Luis Manuel Díaz Naranjo, Director of Communications for Etecsa, told the official press that the service will be implemented at the beginning of July, as the company is still engaged “in working on adjustments to the heart of the center that will operate this kind of wireless network technology.”
Wireless networks will be accessible in the locations under the name of WIFI_ETECSA, like those already operating under this name in the international terminal of Havana’s Jose Marti Airport, and in several hotels in the country. All those who have an account – temporary or permanent – with Etesca’s Nauta service will be able to access it through cellphones, personal computers, tablets or other technological devices with wireless signal receivers.
Another welcome announcement has been the reduction in price for an hour of navigation time, which as of July 1 stwill be 2 CUC versus the current 4.50 CUC, although in recent months reloads have been offered at half that price. Diaz Naranjo acknowledged, however, that “it is still not the target price,” in a country where the average monthly salary doesn’t exceed the equivalent of 30 CUC.
The official clarified that it is not a new service, but “a new method of access” for what is offered today in Etecsa’s public navigation rooms and at the Computing and Electronics Youth Clubs.
In the interview, Diaz Naranjo specified that the connection speed could reach 1 megabyte per user and that the number of people who can navigate at the same time could vary between 50 and 100, according to the size of the area included in the wireless network.
The 35 places that will implement this WiFi signal in Havana are: La Rampa, from the Malecon to Yara Cinema; La Lisa park located on Avenue 51; Fe del Valle park, on Galiano and San Rafael; the Marianao Amphitheater; and the Paseo de la Villa Panamerica. In Pinar del Rio: Independencia and Roberto Amarán parks. Artemisa: Boulevard and de la Iglesia park. Mayabeque: Guines Park and Boulevard de San Jose. Matanzas: Liberty and Peñas Altas parks. Villa Clara: Leoncio Vidal and Remedios parks.

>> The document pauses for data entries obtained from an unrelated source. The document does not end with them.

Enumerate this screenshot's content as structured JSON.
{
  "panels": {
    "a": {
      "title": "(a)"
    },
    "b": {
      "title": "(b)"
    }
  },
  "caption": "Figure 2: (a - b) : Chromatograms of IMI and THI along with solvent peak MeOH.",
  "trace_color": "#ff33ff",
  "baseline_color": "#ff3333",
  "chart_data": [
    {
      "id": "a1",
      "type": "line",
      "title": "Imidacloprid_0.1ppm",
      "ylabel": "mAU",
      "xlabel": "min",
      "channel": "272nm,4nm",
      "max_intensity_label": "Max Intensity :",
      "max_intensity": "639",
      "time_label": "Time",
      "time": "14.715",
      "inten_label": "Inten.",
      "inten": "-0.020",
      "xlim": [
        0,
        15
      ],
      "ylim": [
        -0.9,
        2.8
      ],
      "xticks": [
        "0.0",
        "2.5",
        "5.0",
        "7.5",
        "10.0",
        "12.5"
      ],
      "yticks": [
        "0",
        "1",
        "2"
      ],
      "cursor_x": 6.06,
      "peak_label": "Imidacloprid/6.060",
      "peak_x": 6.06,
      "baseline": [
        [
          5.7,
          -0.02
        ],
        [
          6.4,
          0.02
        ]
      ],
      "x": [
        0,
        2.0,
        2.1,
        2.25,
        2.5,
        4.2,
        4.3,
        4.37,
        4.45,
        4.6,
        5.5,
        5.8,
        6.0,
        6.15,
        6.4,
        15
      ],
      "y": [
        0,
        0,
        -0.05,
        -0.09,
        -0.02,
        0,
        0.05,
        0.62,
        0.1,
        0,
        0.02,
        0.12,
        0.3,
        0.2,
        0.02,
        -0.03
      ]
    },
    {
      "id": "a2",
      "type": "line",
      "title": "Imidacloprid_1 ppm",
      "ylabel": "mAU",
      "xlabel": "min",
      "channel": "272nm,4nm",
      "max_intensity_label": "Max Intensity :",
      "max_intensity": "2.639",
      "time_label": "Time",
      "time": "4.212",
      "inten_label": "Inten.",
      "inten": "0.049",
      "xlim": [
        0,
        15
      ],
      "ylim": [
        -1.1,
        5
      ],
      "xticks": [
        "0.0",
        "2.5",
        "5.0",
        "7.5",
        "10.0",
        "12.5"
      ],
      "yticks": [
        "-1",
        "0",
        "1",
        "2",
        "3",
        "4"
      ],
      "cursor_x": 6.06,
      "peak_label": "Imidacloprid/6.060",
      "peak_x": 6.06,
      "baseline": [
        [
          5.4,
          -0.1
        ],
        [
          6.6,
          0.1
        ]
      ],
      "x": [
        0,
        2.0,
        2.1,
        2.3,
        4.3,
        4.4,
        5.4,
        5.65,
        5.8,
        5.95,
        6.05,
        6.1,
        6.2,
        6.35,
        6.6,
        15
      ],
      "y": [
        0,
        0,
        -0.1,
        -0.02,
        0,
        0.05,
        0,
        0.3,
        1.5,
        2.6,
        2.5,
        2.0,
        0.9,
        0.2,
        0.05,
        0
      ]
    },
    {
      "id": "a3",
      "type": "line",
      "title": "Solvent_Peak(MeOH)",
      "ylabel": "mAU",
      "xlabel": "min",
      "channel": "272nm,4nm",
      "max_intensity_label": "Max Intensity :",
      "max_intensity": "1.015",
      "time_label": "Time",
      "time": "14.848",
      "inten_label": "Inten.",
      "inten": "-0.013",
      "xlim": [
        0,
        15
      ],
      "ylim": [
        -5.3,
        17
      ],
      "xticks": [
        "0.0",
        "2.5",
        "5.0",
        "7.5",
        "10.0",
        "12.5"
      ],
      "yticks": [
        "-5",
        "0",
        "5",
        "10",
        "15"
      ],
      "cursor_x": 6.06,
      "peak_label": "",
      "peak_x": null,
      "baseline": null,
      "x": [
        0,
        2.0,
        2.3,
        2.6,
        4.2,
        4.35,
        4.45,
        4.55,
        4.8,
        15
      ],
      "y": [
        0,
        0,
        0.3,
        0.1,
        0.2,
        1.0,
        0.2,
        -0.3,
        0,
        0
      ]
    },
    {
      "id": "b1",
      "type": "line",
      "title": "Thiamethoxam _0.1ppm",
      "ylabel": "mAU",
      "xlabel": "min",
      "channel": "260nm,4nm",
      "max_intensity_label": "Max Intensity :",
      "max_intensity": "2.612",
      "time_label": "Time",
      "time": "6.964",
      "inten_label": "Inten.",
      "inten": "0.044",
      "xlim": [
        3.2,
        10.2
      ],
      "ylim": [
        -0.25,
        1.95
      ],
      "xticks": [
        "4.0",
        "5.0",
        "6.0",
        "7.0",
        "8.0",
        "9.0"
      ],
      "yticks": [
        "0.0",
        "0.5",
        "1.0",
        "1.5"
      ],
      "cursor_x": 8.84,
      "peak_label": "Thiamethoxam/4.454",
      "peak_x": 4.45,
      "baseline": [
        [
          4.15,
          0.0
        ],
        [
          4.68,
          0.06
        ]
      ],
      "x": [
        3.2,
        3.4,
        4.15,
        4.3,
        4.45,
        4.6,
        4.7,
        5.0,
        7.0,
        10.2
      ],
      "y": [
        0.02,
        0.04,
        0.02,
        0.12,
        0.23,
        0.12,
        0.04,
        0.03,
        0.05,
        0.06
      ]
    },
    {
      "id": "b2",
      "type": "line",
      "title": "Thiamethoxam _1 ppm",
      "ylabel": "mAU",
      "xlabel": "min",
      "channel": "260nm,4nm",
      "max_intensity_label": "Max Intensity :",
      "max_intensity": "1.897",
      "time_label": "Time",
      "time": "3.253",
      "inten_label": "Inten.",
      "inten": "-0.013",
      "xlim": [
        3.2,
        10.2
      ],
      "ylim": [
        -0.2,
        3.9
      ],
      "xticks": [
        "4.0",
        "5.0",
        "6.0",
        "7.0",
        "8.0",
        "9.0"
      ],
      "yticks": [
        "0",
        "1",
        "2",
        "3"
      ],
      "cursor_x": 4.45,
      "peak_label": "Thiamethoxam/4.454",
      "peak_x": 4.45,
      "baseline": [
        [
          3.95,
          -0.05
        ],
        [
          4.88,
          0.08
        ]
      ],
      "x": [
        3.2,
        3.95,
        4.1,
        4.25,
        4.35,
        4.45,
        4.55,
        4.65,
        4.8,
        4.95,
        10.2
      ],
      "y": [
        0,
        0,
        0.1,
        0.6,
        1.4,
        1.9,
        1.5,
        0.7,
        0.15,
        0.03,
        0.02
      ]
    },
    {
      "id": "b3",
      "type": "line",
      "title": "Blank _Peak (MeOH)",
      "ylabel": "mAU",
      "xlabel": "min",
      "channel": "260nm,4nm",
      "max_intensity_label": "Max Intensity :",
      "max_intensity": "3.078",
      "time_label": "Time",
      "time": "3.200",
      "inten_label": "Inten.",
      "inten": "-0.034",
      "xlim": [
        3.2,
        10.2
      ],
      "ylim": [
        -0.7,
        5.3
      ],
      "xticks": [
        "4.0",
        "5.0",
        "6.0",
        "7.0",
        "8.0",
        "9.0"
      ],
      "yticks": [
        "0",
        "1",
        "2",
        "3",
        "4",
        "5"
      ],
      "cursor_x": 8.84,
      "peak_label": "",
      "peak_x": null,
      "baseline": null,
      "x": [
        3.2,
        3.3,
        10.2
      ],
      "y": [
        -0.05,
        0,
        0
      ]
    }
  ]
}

The city of Cienfuegos will have wireless navigation in Martí Park and Rápido Punta Gorda. Sancti Spíritus: Céspedes, de Trinidad, and Serafín Sánchez parks. Ciego de Ávila: Martí and Morón parks. Camagüey: Agramonte Park and Plaza del Gallo. Las Tunas: Plaza Martiana and Tanque de Buena Vista. Holguín: Calixto García and Julio Grave de Peralta parks. Granma: Boulevards Bayamo and Manzanillo. Santiago de Cuba: Céspedes, Ferreiro and Plaza de Marte parks. Guantánamo: Martí Park and Baracoa Central Park. Isla de la Juventud: Boulevard Nueva Gerona.
Etecsa also plans to make adjustments to the Enet and Nauta email platforms, which today have more than 800,000 users across the country. The email service will be interrupted in the early morning of June 23, which has triggered speculations among the public about the possibility of the coming of mobile connections to the web.
In a call to the service number 118, an operator explained to this newspaper that the reason for the planned suspension on the 23 rd was for transferring the platform, which is moving “from its current site in the capital’s Cubanacan neighborhood, to another located in Fontanar.”
For some weeks, in the early morning hours, users accessing Nauta service from their cellphones could experience a change in the message access protocols such as IMAP and POP. During the hours of lower traffic, the directions for downloading emails will appear redirected to the Enet service, an Internet connection option for foreigners, businesses and foreign press correspondents residing on the Island.
In recent days two directors from the Google giant, Bret Perlmutter, of Google Ideas, and Brehanna Zwart, of Google Access and Energy, have been in Cuba. Several American publications announced last week that the company had made a proposal to the Cuban government to participate in the Island’s connectivity infrastructure.